Unpublissed sequences in SILVA 138 db; preparing personal database

I am using qiime2 for NGS results from apicomplexan study in ruminants. I used SILVA 138 db classifier but found that some of the sequences were unpublished (so can’t be used as reference sequences). Is there a way that we can exclude unpublished sequences from the database ? Or we should make our own database of published sequences. If yes, please provide a guideline or any link to the guideline?

Thanks
Abdul

1 Like

Hello Abdul,

Welcome to the Qiime 2 forums! :qiime2:

While SILVA 138 might include some Candidatus taxonomy, all the entries have been curated and been published in the SILVA release, and I think the SILVA database itself counts as a publication you can site. You are good to to!

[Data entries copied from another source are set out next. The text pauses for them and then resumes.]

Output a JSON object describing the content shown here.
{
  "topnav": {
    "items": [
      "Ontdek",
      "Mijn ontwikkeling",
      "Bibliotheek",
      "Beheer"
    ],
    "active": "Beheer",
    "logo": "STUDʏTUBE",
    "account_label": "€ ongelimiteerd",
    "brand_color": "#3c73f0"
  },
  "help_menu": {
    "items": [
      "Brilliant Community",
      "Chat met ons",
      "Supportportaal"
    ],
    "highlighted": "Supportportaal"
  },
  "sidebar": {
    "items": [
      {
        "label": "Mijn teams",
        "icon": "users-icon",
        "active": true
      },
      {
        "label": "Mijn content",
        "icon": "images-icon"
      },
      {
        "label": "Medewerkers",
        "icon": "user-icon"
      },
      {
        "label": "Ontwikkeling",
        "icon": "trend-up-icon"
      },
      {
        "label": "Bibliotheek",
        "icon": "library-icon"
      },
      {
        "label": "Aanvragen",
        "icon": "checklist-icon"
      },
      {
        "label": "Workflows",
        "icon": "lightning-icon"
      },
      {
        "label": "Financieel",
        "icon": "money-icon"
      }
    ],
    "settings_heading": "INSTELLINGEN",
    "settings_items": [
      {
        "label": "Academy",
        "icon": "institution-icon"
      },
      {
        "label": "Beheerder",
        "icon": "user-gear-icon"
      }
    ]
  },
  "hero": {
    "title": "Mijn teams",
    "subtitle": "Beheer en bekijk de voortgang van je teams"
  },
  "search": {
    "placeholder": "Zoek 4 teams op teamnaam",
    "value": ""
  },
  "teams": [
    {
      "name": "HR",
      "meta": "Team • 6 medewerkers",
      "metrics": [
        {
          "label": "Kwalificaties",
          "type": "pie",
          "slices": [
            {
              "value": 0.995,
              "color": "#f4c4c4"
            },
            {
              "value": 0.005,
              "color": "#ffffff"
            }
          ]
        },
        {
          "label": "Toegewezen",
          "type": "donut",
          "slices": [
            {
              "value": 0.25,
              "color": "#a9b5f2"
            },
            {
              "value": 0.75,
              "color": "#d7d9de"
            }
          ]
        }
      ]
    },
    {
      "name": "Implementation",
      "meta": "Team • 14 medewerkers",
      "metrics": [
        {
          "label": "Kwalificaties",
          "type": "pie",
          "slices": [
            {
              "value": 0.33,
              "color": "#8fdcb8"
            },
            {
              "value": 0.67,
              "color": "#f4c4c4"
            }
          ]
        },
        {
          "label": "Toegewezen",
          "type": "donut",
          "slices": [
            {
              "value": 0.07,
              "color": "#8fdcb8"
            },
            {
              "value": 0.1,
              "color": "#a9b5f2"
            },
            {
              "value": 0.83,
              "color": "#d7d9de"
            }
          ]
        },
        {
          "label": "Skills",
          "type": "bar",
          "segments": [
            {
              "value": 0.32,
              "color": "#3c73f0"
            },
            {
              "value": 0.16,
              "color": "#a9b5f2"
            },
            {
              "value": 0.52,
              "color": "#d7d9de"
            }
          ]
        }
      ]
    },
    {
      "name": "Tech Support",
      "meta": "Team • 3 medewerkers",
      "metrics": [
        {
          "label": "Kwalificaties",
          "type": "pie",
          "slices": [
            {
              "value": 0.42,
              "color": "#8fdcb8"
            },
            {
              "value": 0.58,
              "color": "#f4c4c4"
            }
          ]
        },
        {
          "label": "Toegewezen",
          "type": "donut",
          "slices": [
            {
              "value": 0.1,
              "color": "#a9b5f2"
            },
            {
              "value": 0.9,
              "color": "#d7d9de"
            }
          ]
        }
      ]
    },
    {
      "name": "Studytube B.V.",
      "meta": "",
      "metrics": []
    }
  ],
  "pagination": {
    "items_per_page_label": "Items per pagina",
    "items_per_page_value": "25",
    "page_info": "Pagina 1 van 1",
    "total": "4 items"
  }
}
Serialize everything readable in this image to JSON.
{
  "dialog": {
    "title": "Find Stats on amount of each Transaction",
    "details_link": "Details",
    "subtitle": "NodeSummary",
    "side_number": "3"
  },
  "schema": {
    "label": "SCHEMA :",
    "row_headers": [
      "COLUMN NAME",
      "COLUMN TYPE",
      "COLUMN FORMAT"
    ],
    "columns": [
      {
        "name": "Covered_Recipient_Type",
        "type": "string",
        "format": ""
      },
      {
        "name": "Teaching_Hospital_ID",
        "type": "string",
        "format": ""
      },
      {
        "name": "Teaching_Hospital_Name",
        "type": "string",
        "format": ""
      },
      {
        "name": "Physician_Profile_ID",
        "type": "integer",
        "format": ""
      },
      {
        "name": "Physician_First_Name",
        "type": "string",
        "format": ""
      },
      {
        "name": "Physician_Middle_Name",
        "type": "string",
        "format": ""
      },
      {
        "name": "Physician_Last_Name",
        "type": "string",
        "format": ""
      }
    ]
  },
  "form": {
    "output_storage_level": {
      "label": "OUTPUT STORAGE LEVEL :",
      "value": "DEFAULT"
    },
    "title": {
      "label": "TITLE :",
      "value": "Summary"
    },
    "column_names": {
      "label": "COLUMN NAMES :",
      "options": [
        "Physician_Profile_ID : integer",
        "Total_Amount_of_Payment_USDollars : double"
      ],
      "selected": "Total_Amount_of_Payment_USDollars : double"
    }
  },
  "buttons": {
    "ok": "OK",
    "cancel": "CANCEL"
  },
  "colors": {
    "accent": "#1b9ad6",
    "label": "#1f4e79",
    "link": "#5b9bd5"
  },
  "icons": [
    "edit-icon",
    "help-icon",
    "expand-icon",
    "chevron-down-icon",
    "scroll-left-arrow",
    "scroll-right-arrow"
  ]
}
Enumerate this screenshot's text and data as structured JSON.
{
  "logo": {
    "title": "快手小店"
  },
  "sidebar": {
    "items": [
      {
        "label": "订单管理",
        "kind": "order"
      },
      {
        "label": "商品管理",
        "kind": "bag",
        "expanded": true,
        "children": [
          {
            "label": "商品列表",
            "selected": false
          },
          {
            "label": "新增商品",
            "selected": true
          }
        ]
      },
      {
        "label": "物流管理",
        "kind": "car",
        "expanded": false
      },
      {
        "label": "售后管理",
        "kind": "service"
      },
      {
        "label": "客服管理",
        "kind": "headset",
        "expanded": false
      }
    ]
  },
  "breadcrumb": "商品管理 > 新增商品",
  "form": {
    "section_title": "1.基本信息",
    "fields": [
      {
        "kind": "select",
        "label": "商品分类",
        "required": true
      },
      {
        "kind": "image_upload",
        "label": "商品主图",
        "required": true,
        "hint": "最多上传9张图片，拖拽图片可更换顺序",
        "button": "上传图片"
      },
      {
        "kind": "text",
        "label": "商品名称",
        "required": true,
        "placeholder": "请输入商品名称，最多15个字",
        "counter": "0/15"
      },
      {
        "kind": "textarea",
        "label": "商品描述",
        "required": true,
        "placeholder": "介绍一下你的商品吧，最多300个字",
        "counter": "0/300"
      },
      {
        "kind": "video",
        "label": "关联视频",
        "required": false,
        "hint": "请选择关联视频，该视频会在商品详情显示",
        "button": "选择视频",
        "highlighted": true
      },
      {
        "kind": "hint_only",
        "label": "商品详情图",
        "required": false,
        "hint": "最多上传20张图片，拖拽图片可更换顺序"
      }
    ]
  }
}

If you still want to construct your own database, you can see that full process here:
https://docs.qiime2.org/2019.10/tutorials/feature-classifier/

Colin

2 Likes

Thanks a lot dear Colin

Abdul

1 Like

Hi all fellows,

I have spent sometime re-curating the SILVA database (for Theileria/Babesia) and found some discrepancies. For example, some of Babesia were classified as Bacteria instead of apicomplexa (e.g. KX881914). So it would be better if one curates it again before using. I also found several N… bases in the published sequences. Although its time consuming but really useful and a must do thing as per my experience since it might change the taxonomic output of your data.